The Bank goes on to state that one of the named Iranians, Adil Sharabiani, is not a client; a second, Jamsheed "Jushkar" Mahmudoglu, is not a shareholder.
The Bank of Baku confirms, though, that the ethnic Iranian Oromi family named in the dispatch is a bank founder, and a shareholder via the Turkish holding Nab Dis Ticaret.
A senior manager at one of the largest Azerbaijani commercial banks who did not want to be named told EurasiaNet.org that the Central Bank of Azerbaijan (CBA) actually tightly monitors any possible financial operations involving Iranian money laundering. “As early as this summer, the CBA unofficially banned commercial banks from opening accounts and providing services for Iranian nationals,” the source said.
The Central Bank of Azerbaijan declined to comment.
Meanwhile, pro-opposition Azerbaijani media outlets continue to focus attention on one of the most scandalous WikiLeaks dispatches – a February 2010 cable that repeats President Aliyev’s alleged opinions about Ankara’s “unconstructive” position on gas cooperation with Azerbaijan, the “failures” of Turkish foreign policy in the Middle East, Iran’s “provocations” against Azerbaijan, and the “feelings of strong confrontation” between Russian President Dmitry Medvedev and Prime Minister Vladimir Putin.
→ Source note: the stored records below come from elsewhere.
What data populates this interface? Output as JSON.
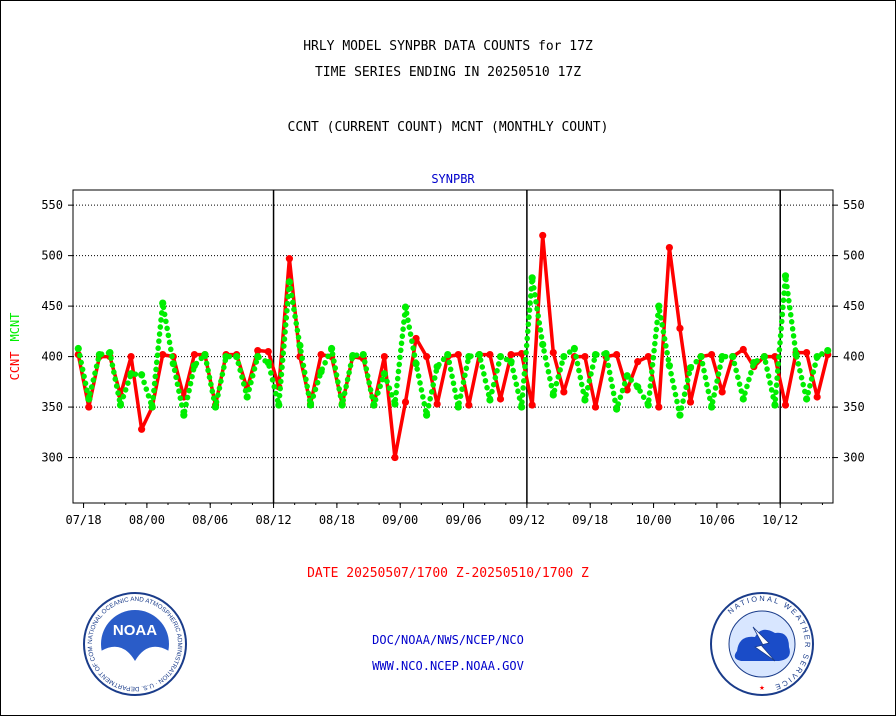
{
  "header": {
    "line1": "HRLY MODEL SYNPBR DATA COUNTS for 17Z",
    "line2": "TIME SERIES ENDING IN 20250510 17Z",
    "line3": "CCNT (CURRENT COUNT) MCNT (MONTHLY COUNT)"
  },
  "footer": {
    "date_range": "DATE 20250507/1700 Z-20250510/1700 Z",
    "org_path": "DOC/NOAA/NWS/NCEP/NCO",
    "website": "WWW.NCO.NCEP.NOAA.GOV"
  },
  "logos": {
    "noaa_text": "NOAA",
    "noaa_ring_text": "NATIONAL OCEANIC AND ATMOSPHERIC ADMINISTRATION · U.S. DEPARTMENT OF COMMERCE",
    "nws_ring_text": "NATIONAL WEATHER SERVICE"
  },
  "colors": {
    "ccnt": "#ff0000",
    "mcnt": "#00ee00",
    "title_blue": "#0000cc",
    "date_red": "#ff0000"
  },
  "chart_data": {
    "type": "line",
    "title": "SYNPBR",
    "ylabel_left": [
      "CCNT",
      "MCNT"
    ],
    "ylim": [
      255,
      565
    ],
    "yticks": [
      300,
      350,
      400,
      450,
      500,
      550
    ],
    "xlim": [
      -0.5,
      71.5
    ],
    "xtick_labels": [
      "07/18",
      "08/00",
      "08/06",
      "08/12",
      "08/18",
      "09/00",
      "09/06",
      "09/12",
      "09/18",
      "10/00",
      "10/06",
      "10/12"
    ],
    "xtick_positions": [
      0.5,
      6.5,
      12.5,
      18.5,
      24.5,
      30.5,
      36.5,
      42.5,
      48.5,
      54.5,
      60.5,
      66.5
    ],
    "day_boundaries": [
      18.5,
      42.5,
      66.5
    ],
    "grid": "horizontal dotted",
    "series": [
      {
        "name": "CCNT",
        "color": "#ff0000",
        "style": "solid",
        "values": [
          402,
          350,
          400,
          400,
          362,
          400,
          328,
          350,
          402,
          400,
          360,
          402,
          402,
          352,
          402,
          402,
          368,
          406,
          405,
          370,
          497,
          400,
          353,
          402,
          400,
          353,
          400,
          398,
          352,
          400,
          300,
          355,
          418,
          400,
          353,
          400,
          402,
          352,
          402,
          402,
          358,
          402,
          403,
          352,
          520,
          404,
          365,
          400,
          400,
          350,
          400,
          402,
          367,
          395,
          400,
          350,
          508,
          428,
          355,
          400,
          402,
          365,
          400,
          407,
          390,
          400,
          400,
          352,
          404,
          404,
          360,
          402
        ]
      },
      {
        "name": "MCNT",
        "color": "#00ee00",
        "style": "dotted",
        "values": [
          408,
          358,
          402,
          404,
          352,
          383,
          382,
          350,
          453,
          393,
          342,
          391,
          402,
          350,
          400,
          400,
          360,
          400,
          394,
          352,
          474,
          411,
          352,
          385,
          408,
          352,
          401,
          402,
          352,
          383,
          353,
          449,
          393,
          342,
          390,
          402,
          350,
          400,
          402,
          357,
          400,
          395,
          350,
          478,
          412,
          362,
          400,
          408,
          357,
          402,
          403,
          348,
          381,
          370,
          352,
          450,
          391,
          342,
          389,
          400,
          350,
          400,
          400,
          358,
          394,
          400,
          352,
          480,
          402,
          358,
          400,
          406
        ]
      }
    ]
  }
}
The cable on December 2 disappeared from the WikiLeaks’ Cable Viewer site. No explanation was provided for the removal.
In its November 30 statement, the presidential press office commented that the “jargon, sharp and emotional comments published by [WikiLeaks] are absent from the President’s vocabulary.”
Commenting on the alleged cable, experts differed in their assessment of what influence the information could have on Azerbaijani foreign policy.
Eldar Namazov, who worked in the 1990s as a senior foreign policy aide to the late president Heydar Aliyev, said he did not find anything new or surprising in the information. “I do not know what else WikiLeaks promised to disclose, but for now I do not see any sensation,” Namazov said. “These materials will have zero impact on Azerbaijan’s relations with other countries.”
The information could have its most serious impact on Washington’s relations with Azerbaijan and other countries in the region, believes Atlas’ Shahinoglu. “From now on, leaders of all countries will be very careful in their wording, even at closed meetings with US officials, which, of course, will make it difficult getting objective information,” said Shahinoglu.